Today is Ian’s 7th day of kindergarten. He unbuckled himself, opened and shut the passenger door of my car, and said bye, mom. I said woah woah woah. We had two streets to cross, plus a cul-de-sac and two turns to navigate before you could see the kinder gate. He said he knew where he was going.
I stood back 100 feet or so, waiting until I was out of eye sight, then quickly following to see him. At the middle of the cul-de-sac, the first bell rang and he broke out into a run, rounded the corner and was gone. I knew he had found the kinder gate. I didn’t need to make that last turn.
And so it is.
He’s grown up, and yet not at all. He pooped in his pull-up this morning. He wants one of us to lie with him at night until he falls asleep. He cannot manage a taco.
I’m forty. Just. Mama Bars are happening. For real. Barcodes and stores and everything. I own a home.

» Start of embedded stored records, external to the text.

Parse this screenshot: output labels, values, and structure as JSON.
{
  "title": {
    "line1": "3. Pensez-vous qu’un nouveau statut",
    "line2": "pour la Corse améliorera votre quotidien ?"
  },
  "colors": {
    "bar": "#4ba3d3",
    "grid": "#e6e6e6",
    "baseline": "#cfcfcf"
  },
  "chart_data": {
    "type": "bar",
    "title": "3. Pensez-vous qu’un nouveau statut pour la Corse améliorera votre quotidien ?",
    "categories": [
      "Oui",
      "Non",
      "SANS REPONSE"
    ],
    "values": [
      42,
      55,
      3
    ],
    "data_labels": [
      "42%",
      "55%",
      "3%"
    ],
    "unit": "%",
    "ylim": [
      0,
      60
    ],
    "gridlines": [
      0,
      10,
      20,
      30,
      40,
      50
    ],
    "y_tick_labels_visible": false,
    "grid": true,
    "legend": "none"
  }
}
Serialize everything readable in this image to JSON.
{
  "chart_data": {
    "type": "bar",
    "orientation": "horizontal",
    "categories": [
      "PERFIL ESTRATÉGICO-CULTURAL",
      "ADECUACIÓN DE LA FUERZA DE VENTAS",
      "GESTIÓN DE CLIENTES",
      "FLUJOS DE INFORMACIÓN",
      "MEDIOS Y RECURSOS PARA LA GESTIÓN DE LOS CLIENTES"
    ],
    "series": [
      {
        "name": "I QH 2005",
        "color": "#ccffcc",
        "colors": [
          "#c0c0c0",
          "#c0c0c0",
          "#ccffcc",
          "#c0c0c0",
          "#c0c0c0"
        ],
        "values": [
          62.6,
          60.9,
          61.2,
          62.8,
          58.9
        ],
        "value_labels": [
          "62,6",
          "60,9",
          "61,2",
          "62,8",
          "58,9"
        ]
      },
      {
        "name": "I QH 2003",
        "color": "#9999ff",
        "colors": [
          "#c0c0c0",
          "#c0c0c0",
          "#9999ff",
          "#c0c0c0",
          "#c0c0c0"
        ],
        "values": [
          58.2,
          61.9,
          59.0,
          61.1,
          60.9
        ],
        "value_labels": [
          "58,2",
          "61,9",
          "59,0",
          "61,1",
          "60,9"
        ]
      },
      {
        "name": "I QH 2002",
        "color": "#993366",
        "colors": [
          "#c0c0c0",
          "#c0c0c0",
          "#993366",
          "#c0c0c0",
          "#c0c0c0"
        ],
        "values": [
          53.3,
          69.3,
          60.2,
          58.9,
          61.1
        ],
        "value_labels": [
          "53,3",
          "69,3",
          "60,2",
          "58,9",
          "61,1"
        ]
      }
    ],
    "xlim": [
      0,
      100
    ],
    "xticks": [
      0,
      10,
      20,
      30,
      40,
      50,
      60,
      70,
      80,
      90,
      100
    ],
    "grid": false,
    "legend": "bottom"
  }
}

With fantastic natural light, and cats that aren’t mine hanging on my back porch.
Evan planned a surprise party that I sort of knew about. It was perfectly small and reminded me that people want, and do, show up for me. My brain does not tell me such things.
Last night Ian wanted to talk about death. He said when we die, we don’t go to heaven. Rather, we become ghosts and we hang out on earth, talking to the other ghosts. “So if I die, you won’t be able to see me or talk to me, but when you die, we’ll be back together again and can talk forever.” Then he fell asleep. I’m grateful for all these days.